For many people, the only problem with varicose veins is cosmetic: they don’t like the way it looks.
For some, however, the varicose veins cause aching pain and discomfort, bruising, heavy and itchy legs, and swelling.
  • Uterine Fibroid Embolization

    Uterine Fibroid Embolization (UFE “YOU-fee”) is a highly effective way of treating uterine fibroids which does not involve invasive surgery. The procedure is performed by an interventional radiologist. Through a pinhole incision in the groin or wrist, a very small flexible hollow tube (catheter) is precisely placed into the specific arteries that supply the uterus under x-ray guidance. Tiny microspheres are injected through the catheter to permanently block the blood vessels of the fibroids. Thus deprived of blood, the fibroid tissue dies, the fibroids shrink over time, and in almost all cases the symptoms are improved or resolved completely. UFE, performed under IV sedation at our center, is a minimally invasive procedure and does not involve surgically removing the uterus or any part of the uterus. Only intravenous sedation is needed during the procedure (no general anesthesia is required). Patients typically go home just a few short hours after their UFE procedure, and have a much quicker recovery than surgery.

    For more information:
    https://www.sirweb.org/patient-center/uterine-fibroids/

  • Venous Embolization for Pelvic Congestion Syndrome

    Venous Embolization for Pelvic Congestion Syndrome is a non-surgical, minimally-invasive procedure where a small incision is made in the neck or in the groin. A very small flexible hollow tube (catheter) is advanced through this incision and directed into the abnormal veins under x-ray guidance.
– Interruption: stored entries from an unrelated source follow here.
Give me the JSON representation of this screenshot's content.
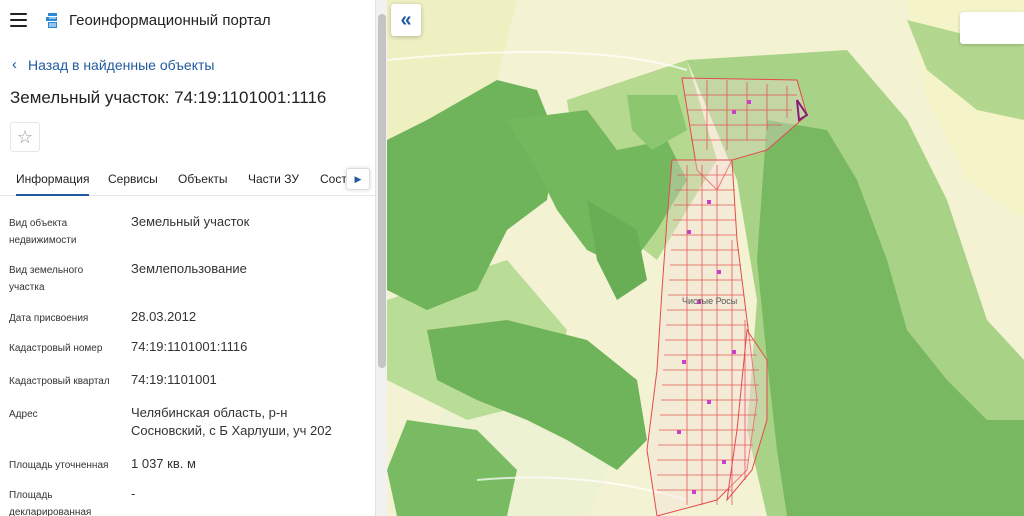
{
  "header": {
    "menu_icon": "hamburger-icon",
    "logo_icon": "portal-logo-icon",
    "title": "Геоинформационный портал"
  },
  "nav": {
    "back_label": "Назад в найденные объекты"
  },
  "object": {
    "title": "Земельный участок: 74:19:1101001:1116",
    "favorite_icon": "star-icon"
  },
  "tabs": [
    {
      "label": "Информация",
      "active": true
    },
    {
      "label": "Сервисы"
    },
    {
      "label": "Объекты"
    },
    {
      "label": "Части ЗУ"
    },
    {
      "label": "Состав"
    }
  ],
  "fields": [
    {
      "label": "Вид объекта недвижимости",
      "value": "Земельный участок"
    },
    {
      "label": "Вид земельного участка",
      "value": "Землепользование"
    },
    {
      "label": "Дата присвоения",
      "value": "28.03.2012"
    },
    {
      "label": "Кадастровый номер",
      "value": "74:19:1101001:1116"
    },
    {
      "label": "Кадастровый квартал",
      "value": "74:19:1101001"
    },
    {
      "label": "Адрес",
      "value": "Челябинская область, р-н Сосновский, с Б Харлуши, уч 202"
    },
    {
      "label": "Площадь уточненная",
      "value": "1 037 кв. м"
    },
    {
      "label": "Площадь декларированная",
      "value": "-"
    }
  ],
  "map": {
    "place_label": "Чистые Росы",
    "collapse_icon": "double-chevron-left-icon",
    "colors": {
      "forest": "#6fb35a",
      "light_forest": "#a9d48a",
      "field": "#f2f2c6",
      "parcels": "#e34b4b",
      "highlight": "#8a1a7a",
      "accent": "#1f5a9e"
    }
  }
}
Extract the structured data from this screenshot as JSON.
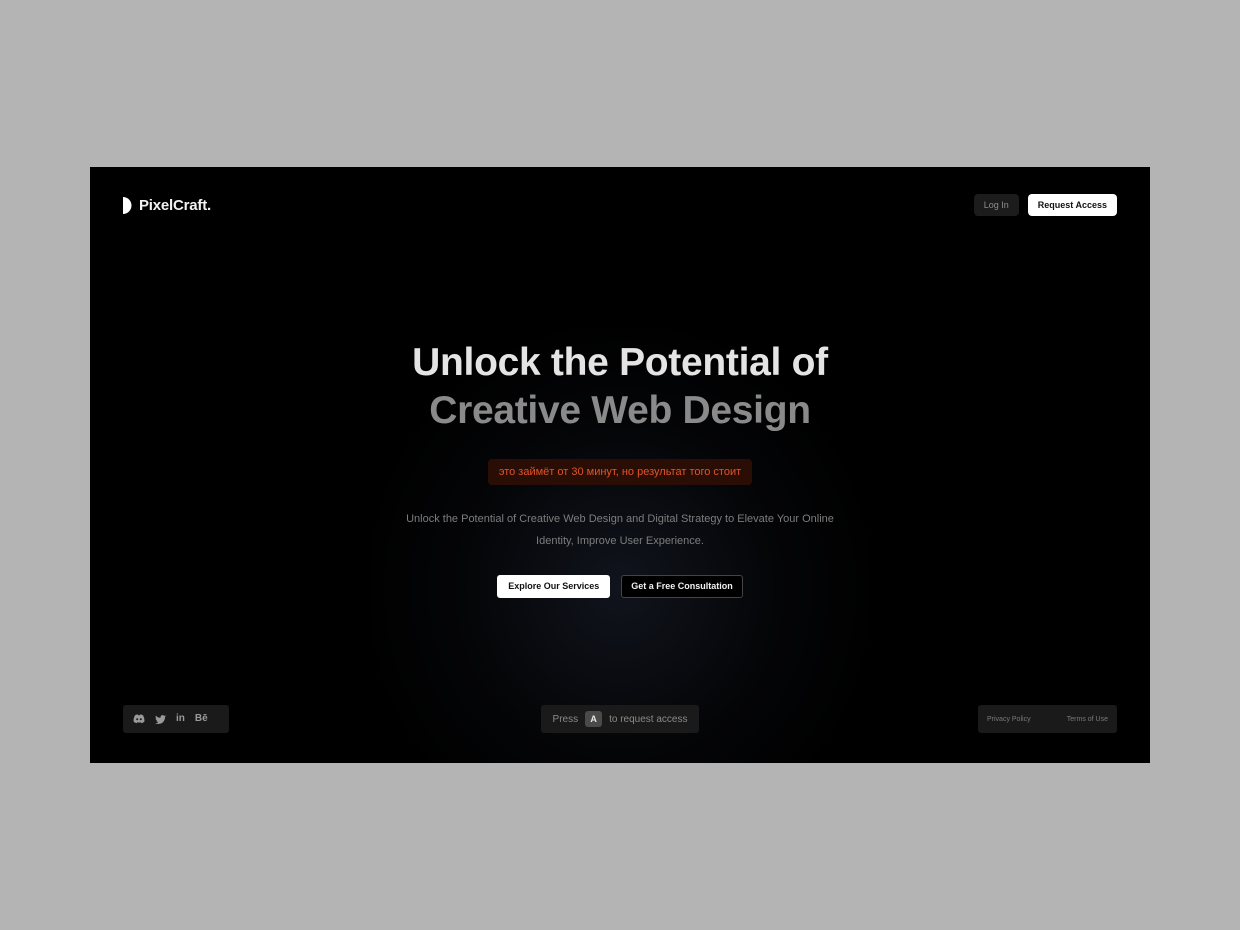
{
  "header": {
    "logo_text": "PixelCraft.",
    "login_label": "Log In",
    "request_label": "Request Access"
  },
  "hero": {
    "headline_line1": "Unlock the Potential of",
    "headline_line2": "Creative Web Design",
    "notice": "это займёт от 30 минут, но результат того стоит",
    "subtext": "Unlock the Potential of Creative Web Design and Digital Strategy to Elevate Your Online Identity, Improve User Experience.",
    "cta_primary": "Explore Our Services",
    "cta_secondary": "Get a Free Consultation"
  },
  "footer": {
    "social_icons": [
      "discord-icon",
      "twitter-icon",
      "linkedin-icon",
      "behance-icon"
    ],
    "linkedin_glyph": "in",
    "behance_glyph": "Bē",
    "shortcut_prefix": "Press",
    "shortcut_key": "A",
    "shortcut_suffix": "to request access",
    "privacy_label": "Privacy Policy",
    "terms_label": "Terms of Use"
  },
  "colors": {
    "page_background": "#b4b4b4",
    "frame_background": "#000000",
    "notice_text": "#e0542a",
    "notice_background": "#2a0e06"
  }
}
The abnormal vein is then permanently blocked using metal coils, plugs, or a special glue, all of which are delivered through this tiny catheter. The procedure is performed in our office and patients go home only a few hours after the procedure. Only intravenous sedation is needed during the procedure (no general anesthesia is required). There is a very short recovery time with most patients going back to normal activities within just a few days.